One particular recent issue relates to the recent addition of QoS reporting based on RTCP statistics. We have spent the last three years analyzing and modeling the effects of IP network impairments on VoIP and would like to share our experience on this issue.
RTCP statistics were intended to provide a "rough" real time feedback between endpoints to give some sense of network quality and facilitate potential adaptation. IP network impairments are transient in nature and the "averaged" metrics that RFC1889 produces are as a result very misleading. The addition of QoS reporting based on RFC1889 metrics is, in our opinion, a backward step as it infers that these statistics are useful for VoIP quality estimation whereas they are in fact almost meaningless.
(i) Packet Loss - counts RFC1889 counts of loss are not compensated for duplicate packets, hence it is possible to have incorrect and even negative (!!) loss counts.
(ii) Packet Loss- distribution Voice quality is very sensitive to the distribution of packet loss - if 2% loss occurs but the losses are spread out evenly then with PLC quality would be affected only marginally, if 1% loss occurs but losses occur during short intervals (typically the case) then quality can be affected quite significantly. RFC1889 does not consider the distribution of lost packets and hence packet loss numbers can only grossly be equated to call quality (i.e. loss rate of 20% is bad but you couldn't say for sure if 2% was bad or not)
(iii) Jitter - metric The average packet-to-packet delay variation used in RFC1889 does not properly reflect the effects of congestion related delay changes. For example (a) if congesion occurs and a queue starts to fill then delay increases however the packet-to-packet delay change may be small however the increase in delay may cause the jitter buffer to resynchronize at some stage. (b) LAN congestion can cause short term spikes in delay, and hence may lead to packet discards.

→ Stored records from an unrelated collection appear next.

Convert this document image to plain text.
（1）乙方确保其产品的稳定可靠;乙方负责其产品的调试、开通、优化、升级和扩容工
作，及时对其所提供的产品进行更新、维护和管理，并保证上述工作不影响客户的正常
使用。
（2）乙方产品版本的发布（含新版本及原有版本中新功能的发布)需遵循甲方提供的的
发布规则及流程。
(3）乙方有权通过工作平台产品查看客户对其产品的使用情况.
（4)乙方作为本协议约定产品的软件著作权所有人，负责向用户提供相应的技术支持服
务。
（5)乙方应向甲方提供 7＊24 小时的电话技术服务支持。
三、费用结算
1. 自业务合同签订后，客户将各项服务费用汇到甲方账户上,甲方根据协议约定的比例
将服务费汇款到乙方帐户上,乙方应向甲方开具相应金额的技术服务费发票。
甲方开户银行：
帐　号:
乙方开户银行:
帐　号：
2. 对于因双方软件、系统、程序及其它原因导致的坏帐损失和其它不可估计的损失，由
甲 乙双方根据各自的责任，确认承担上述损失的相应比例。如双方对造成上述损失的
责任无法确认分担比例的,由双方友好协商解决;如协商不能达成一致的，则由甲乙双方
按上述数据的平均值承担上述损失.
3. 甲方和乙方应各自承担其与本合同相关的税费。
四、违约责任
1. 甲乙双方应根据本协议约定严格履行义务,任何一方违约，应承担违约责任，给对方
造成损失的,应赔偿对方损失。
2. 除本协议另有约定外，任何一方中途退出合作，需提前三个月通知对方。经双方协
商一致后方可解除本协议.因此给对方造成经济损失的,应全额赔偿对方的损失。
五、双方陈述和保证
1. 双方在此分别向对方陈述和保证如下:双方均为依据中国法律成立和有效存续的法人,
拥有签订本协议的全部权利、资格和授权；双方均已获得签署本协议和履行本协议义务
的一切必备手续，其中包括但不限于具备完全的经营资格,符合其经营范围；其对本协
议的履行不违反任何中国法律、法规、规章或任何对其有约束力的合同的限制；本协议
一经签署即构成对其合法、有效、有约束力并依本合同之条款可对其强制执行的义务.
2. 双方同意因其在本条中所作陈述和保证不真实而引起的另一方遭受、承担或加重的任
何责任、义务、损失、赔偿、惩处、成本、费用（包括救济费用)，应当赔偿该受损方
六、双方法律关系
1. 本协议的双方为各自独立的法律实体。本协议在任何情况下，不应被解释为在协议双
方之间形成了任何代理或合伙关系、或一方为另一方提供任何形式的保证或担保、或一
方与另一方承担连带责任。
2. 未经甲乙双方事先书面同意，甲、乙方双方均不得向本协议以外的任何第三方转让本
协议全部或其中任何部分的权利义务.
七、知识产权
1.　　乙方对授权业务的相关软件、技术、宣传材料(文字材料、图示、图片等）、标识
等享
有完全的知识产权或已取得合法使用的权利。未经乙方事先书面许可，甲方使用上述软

The average packet-to-packet delay variation will not reflect this due to the smoothing effect of the averaging algorithm.
(iv) Jitter - reporting interval As jitter is reported as a running average with a scaling factor of 16, an RTCP report only describes the jitter level during the 200mS or so prior to the report being generated and says nothing about the jitter level during the much larger period between reports.
We have spoken to, and worked with, people in the industry that have been looking at this issue in detail and have found general agreement with the comments above. Unfortunately, there are also a fair number of people that blindly accept that something must be "ok" because it is "in a standard" .. this obviously raised the concern that incorporating these metrics into the H series of standards further proliferates this viewpoint.
Within the IETF AVT group this issue was discussed almost a year ago, and the group agreed to develop a set of metrics that were more accurate and appropriate for VoIP QoS reporting purposes. These include measures of packet loss, packets discarded due to jitter, length and density of bursts and gaps (of combined loss and discard), delay, call quality metrics... This is contained in the following:-
draft-ietf-avt-rtcp-report-extns-01.txt
I would very much appreciate understanding the technical rationale behind incorporating RFC1889 based metrics into VoIP QoS reports, given the comments above.